A Bread Factory tells the story of Dorothea (Tyne Daly) and Greta (Elisabeth Henry), a married couple who run a non-profit arts center in a small town in upstate New York. When a competing organization takes residence nearby, the Bread Factory faces a challenge to keep its government funding. It’s the kind of place where community theater, opera, dance recitals, and music are presented, and has been a community fixture for the past 40 years. For some, its loss would be devastating.
But the new group in town, an avant-garde Chinese mime troupe called May Ray, seems to have won the support of some of the town’s official decision makers. And this could spell the end for the more homespun Bread Factory, which, incidentally, used to be a bakery.
The film is presented in two parts, Part One: For the Sake of Gold and Part Two; Walk With Me a While, for a total screen time of four hours. In it, director Patrick Wang has crafted a masterful portrait of a small town seen through the eyes of the arts center supporters. We learn much about the characters who live in the fictional town of Checkford via the way they feel about the Bread Factory and the mini-community that’s sprung up around it. Most important to the folks who practice their crafts at the center is an unspoken feeling that working together and performing for the community is an incalculable asset to the small town. Without it, Checkford would be a very different, more isolating kind of place.
“…community theater, opera, dance recitals, and music…has been a community fixture for the past 40 years. Its loss would be devastating.”
Eccentrics, such as aged thespian Sir Walter (Brian Murray), are among the colorful characters who people the place. Sir Walter recounts a conversation he had with Anton Chekhov, that we realize it could only have occurred in his imagination. And there’s Jean-Marc (Philip Kerr), a drama critic with whom Sir Walter has been feuding since the ink-stained wretch gave the British actor a negative review half a century ago.
In Part One, the group is working on a production of Euripides’ Hecuba in which Greta will star. There’s a tangled web of relationships on the periphery. The scholarly translator of that drama, Elsa (Nana Visitor), is married to school union representative Jason (James Marsters) who is having an affair with city council member Mavis (Nan-Lyn Nelson) whose husband, Sam (Milton Craig Nealy) owns the cafe that is a favorite community meeting spot. In one masterful sequence, the cafe is the scene of a fantastical performance where patrons spontaneously tap dance and sing.

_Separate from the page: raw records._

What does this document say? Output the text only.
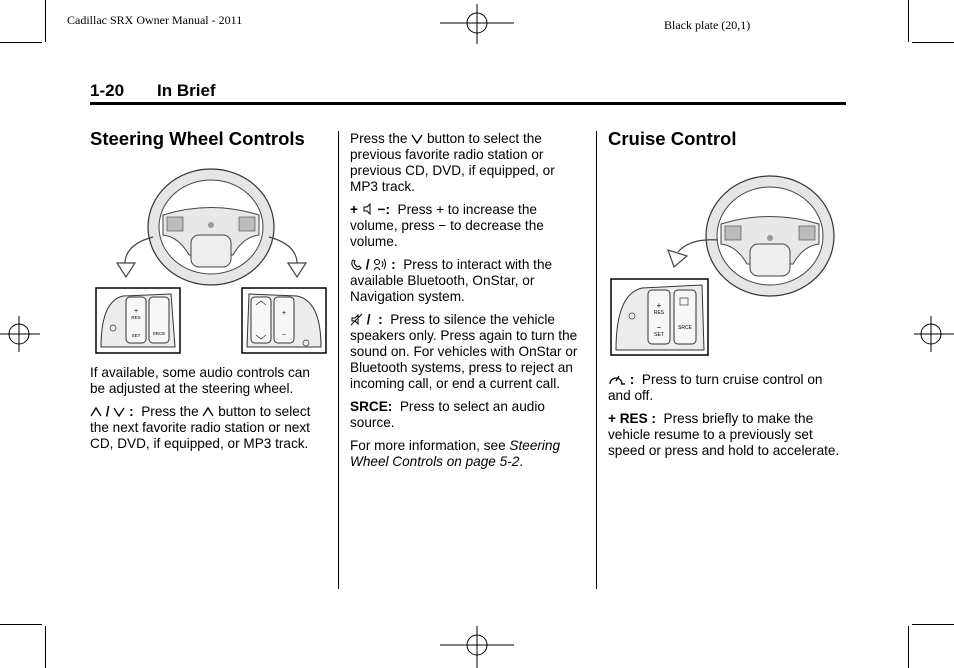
Cadillac SRX Owner Manual - 2011	Black plate (20,1)
1-20 In Brief
Steering Wheel Controls
+
RES
SET	SRCE
+
−

If available, some audio controls can be adjusted at the steering wheel.

/  : Press the button to select the next favorite radio station or next CD, DVD, if equipped, or MP3 track.

Press the button to select the previous favorite radio station or previous CD, DVD, if equipped, or MP3 track.

+ −: Press + to increase the volume, press − to decrease the volume.

/ : Press to interact with the available Bluetooth, OnStar, or Navigation system.

/ : Press to silence the vehicle speakers only. Press again to turn the sound on. For vehicles with OnStar or Bluetooth systems, press to reject an incoming call, or end a current call.

SRCE: Press to select an audio source.

For more information, see Steering Wheel Controls on page 5‑2.

Cruise Control
+
RES
−
SET
SRCE

: Press to turn cruise control on and off.

+ RES : Press briefly to make the vehicle resume to a previously set speed or press and hold to accelerate.
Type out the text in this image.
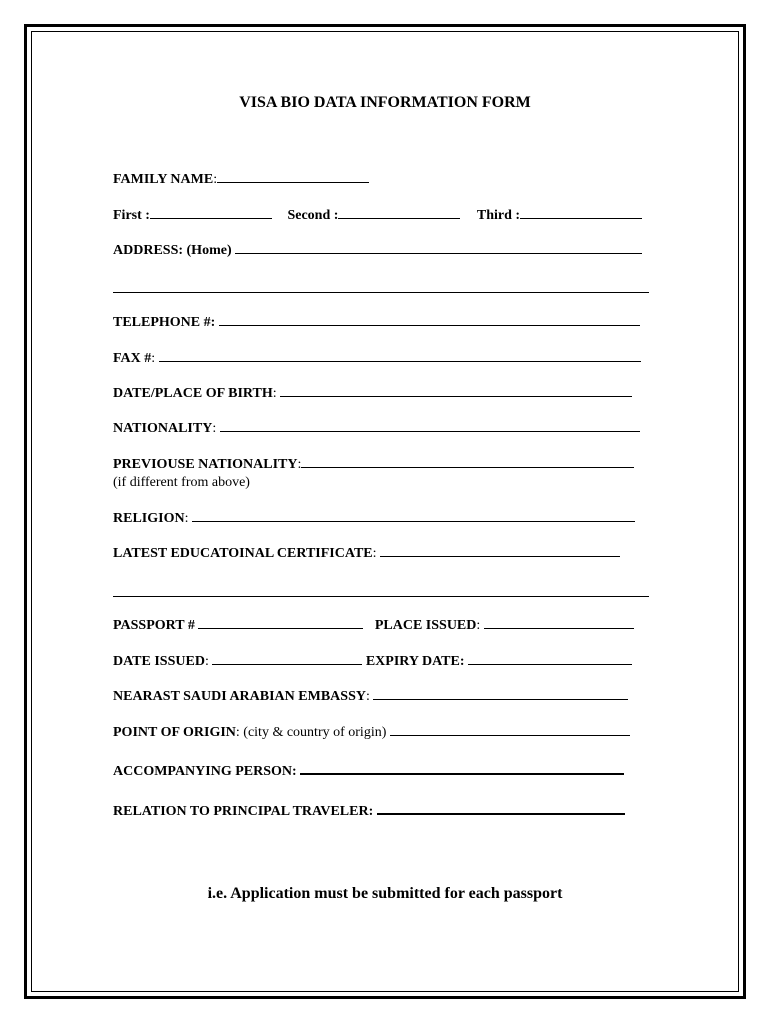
VISA BIO DATA INFORMATION FORM
FAMILY NAME:
First :	Second :	Third :
ADDRESS: (Home)
TELEPHONE #:
FAX #:
DATE/PLACE OF BIRTH:
NATIONALITY:
PREVIOUSE NATIONALITY:
(if different from above)
RELIGION:
LATEST EDUCATOINAL CERTIFICATE:
PASSPORT #	PLACE ISSUED:
DATE ISSUED:	EXPIRY DATE:
NEARAST SAUDI ARABIAN EMBASSY:
POINT OF ORIGIN: (city & country of origin)
ACCOMPANYING PERSON:
RELATION TO PRINCIPAL TRAVELER:
i.e. Application must be submitted for each passport
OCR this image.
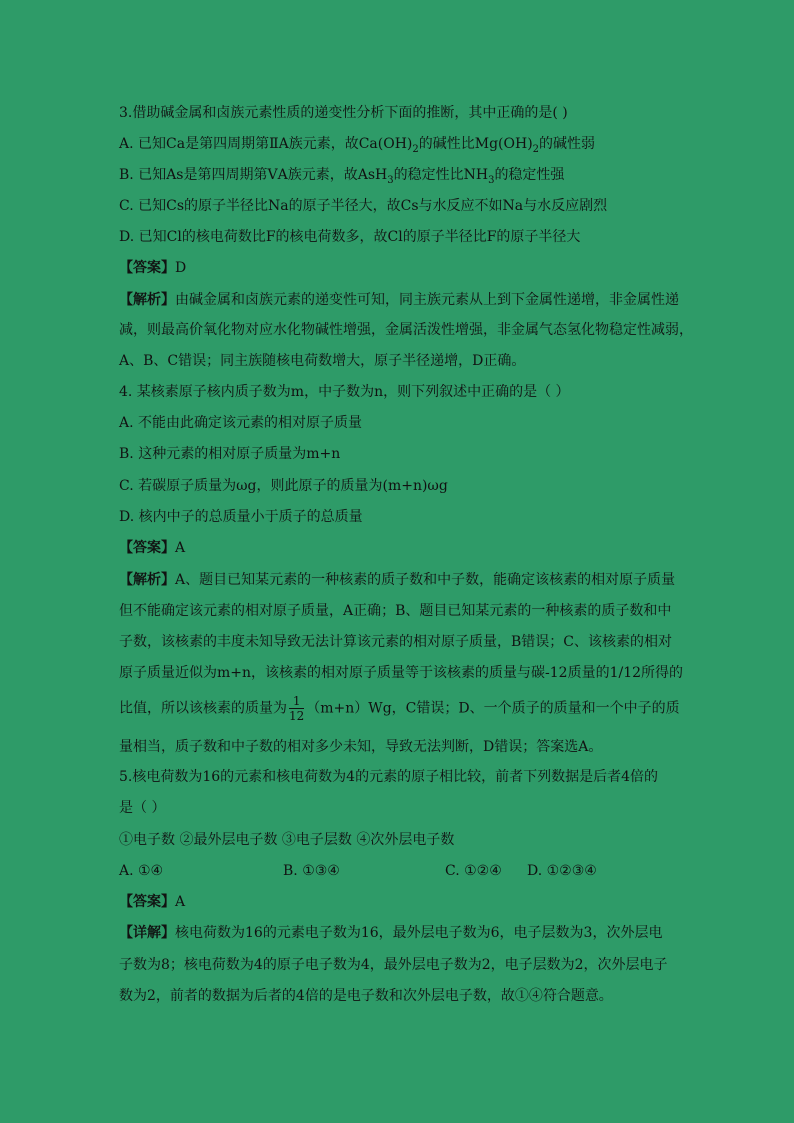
3.借助碱金属和卤族元素性质的递变性分析下面的推断，其中正确的是( )
A. 已知Ca是第四周期第ⅡA族元素，故$Ca(OH)_2$的碱性比$Mg(OH)_2$的碱性弱
B. 已知As是第四周期第ⅤA族元素，故AsH$_3$的稳定性比$NH_3$的稳定性强
C. 已知Cs的原子半径比Na的原子半径大，故Cs与水反应不如Na与水反应剧烈
D. 已知Cl的核电荷数比F的核电荷数多，故Cl的原子半径比F的原子半径大
【答案】D
【解析】由碱金属和卤族元素的递变性可知，同主族元素从上到下金属性递增，非金属性递
减，则最高价氧化物对应水化物碱性增强，金属活泼性增强，非金属气态氢化物稳定性减弱，
A、B、C错误；同主族随核电荷数增大，原子半径递增，D正确。
4. 某核素原子核内质子数为m，中子数为n，则下列叙述中正确的是（ ）
A. 不能由此确定该元素的相对原子质量
B. 这种元素的相对原子质量为m+n
C. 若碳原子质量为ωg，则此原子的质量为(m+n)ωg
D. 核内中子的总质量小于质子的总质量
【答案】A
【解析】A、题目已知某元素的一种核素的质子数和中子数，能确定该核素的相对原子质量
但不能确定该元素的相对原子质量，A正确；B、题目已知某元素的一种核素的质子数和中
子数，该核素的丰度未知导致无法计算该元素的相对原子质量，B错误；C、该核素的相对
原子质量近似为m+n，该核素的相对原子质量等于该核素的质量与碳-12质量的1/12所得的
比值，所以该核素的质量为 $\frac{1}{12} (m+n)Wg$，C错误；D、一个质子的质量和一个中子的质
量相当，质子数和中子数的相对多少未知，导致无法判断，D错误；答案选A。
5.核电荷数为16的元素和核电荷数为4的元素的原子相比较，前者下列数据是后者4倍的
是（ ）
①电子数 ②最外层电子数 ③电子层数 ④次外层电子数
A. ①④	B. ①③④	C. ①②④ D. ①②③④
【答案】A
【详解】核电荷数为16的元素电子数为16，最外层电子数为6，电子层数为3，次外层电
子数为8；核电荷数为4的原子电子数为4，最外层电子数为2，电子层数为2，次外层电子
数为2，前者的数据为后者的4倍的是电子数和次外层电子数，故①④符合题意。
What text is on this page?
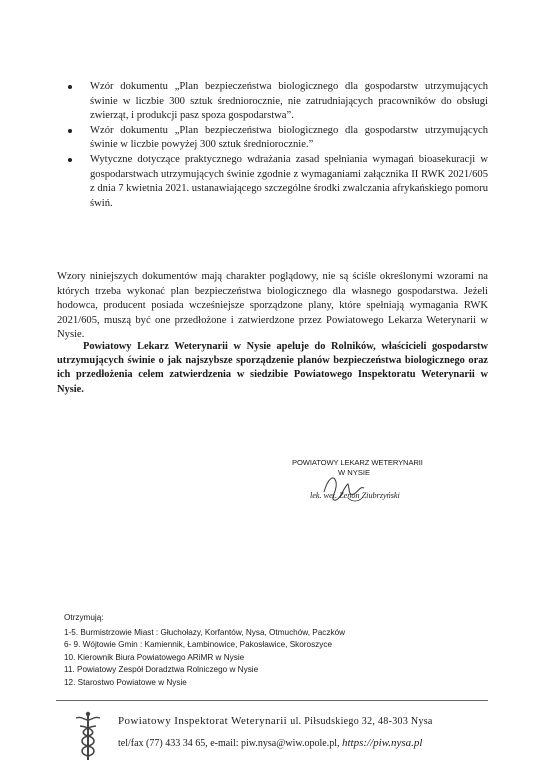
Wzór dokumentu „Plan bezpieczeństwa biologicznego dla gospodarstw utrzymujących świnie w liczbie 300 sztuk średniorocznie, nie zatrudniających pracowników do obsługi zwierząt, i produkcji pasz spoza gospodarstwa”.
Wzór dokumentu „Plan bezpieczeństwa biologicznego dla gospodarstw utrzymujących świnie w liczbie powyżej 300 sztuk średniorocznie.”
Wytyczne dotyczące praktycznego wdrażania zasad spełniania wymagań bioasekuracji w gospodarstwach utrzymujących świnie zgodnie z wymaganiami załącznika II RWK 2021/605 z dnia 7 kwietnia 2021. ustanawiającego szczególne środki zwalczania afrykańskiego pomoru świń.

Wzory niniejszych dokumentów mają charakter poglądowy, nie są ściśle określonymi wzorami na których trzeba wykonać plan bezpieczeństwa biologicznego dla własnego gospodarstwa. Jeżeli hodowca, producent posiada wcześniejsze sporządzone plany, które spełniają wymagania RWK 2021/605, muszą być one przedłożone i zatwierdzone przez Powiatowego Lekarza Weterynarii w Nysie.

Powiatowy Lekarz Weterynarii w Nysie apeluje do Rolników, właścicieli gospodarstw utrzymujących świnie o jak najszybsze sporządzenie planów bezpieczeństwa biologicznego oraz ich przedłożenia celem zatwierdzenia w siedzibie Powiatowego Inspektoratu Weterynarii w Nysie.

POWIATOWY LEKARZ WETERYNARII
W NYSIE
lek. wet. Zenon Ziubrzyński
Otrzymują:
1-5. Burmistrzowie Miast : Głuchołazy, Korfantów, Nysa, Otmuchów, Paczków
6- 9. Wójtowie Gmin : Kamiennik, Łambinowice, Pakosławice, Skoroszyce
10. Kierownik Biura Powiatowego ARiMR w Nysie
11. Powiatowy Zespół Doradztwa Rolniczego w Nysie
12. Starostwo Powiatowe w Nysie
Powiatowy Inspektorat Weterynarii ul. Piłsudskiego 32, 48-303 Nysa
tel/fax (77) 433 34 65, e-mail: piw.nysa@wiw.opole.pl, https://piw.nysa.pl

Then there’s Jan (Glynnis O’Connor), editor and sole employee of the town newspaper. Her intern, Max (Zachary Style), is smitten with Julie (Erica Durham), a library assistant who is acting in Hecuba. Some of the relationship angles play a role in the main story, while others stand on their own adding interesting texture to the quirky community.
“…we’re left to ponder the misfortunes of the small community arts group and other arts centers like it.“
May Ray, the celebrity performance artists from China (Janet Hsieh) and Ray (George Young), stage some well-funded, utterly puzzling productions. One of which is a ridiculously earnest protest against “the hierarchy of furniture,” in which they sit on a table and use chairs as their dining surface. The story shapes up into a struggle between the highly polished, overly intellectualized corporate-sponsored May Ray versus the homespun Bread Factory.
While Part One is centered around Dorothea and Greta working to sway the powers that be to keep their funding, Part Two finds the production of Hecuba up and running. There’s an unmistakable and foreboding link between the play and the film’s central plot. Hecuba must experience the ritual sacrifice of her daughter, Polyxena, and that serves as a metaphor for the ritual sacrifice of the Bread Factory.
In the end, we’re left to ponder the misfortunes of the small community arts group and other arts centers like it. While they may have support among the community, too often, they lack the dollars to keep the lights on. The feeling of loss is palpable and, and this wonderful film should serve as a reminder to appreciate the truly irreplaceable assets we have.
A Bread Factory (2018) Written and directed by Patrick Wang. Starring Tyne Daly, Elisabeth Henry, James Marsters, Nana Visitor, Brian Murray, Glynnis O’Connor, Janeane Garofalo, Martina Arroyo, Jessica Pimentel, Janet Hsieh, George Young, Trevor St. John, Amy Carlson, Chris Conroy.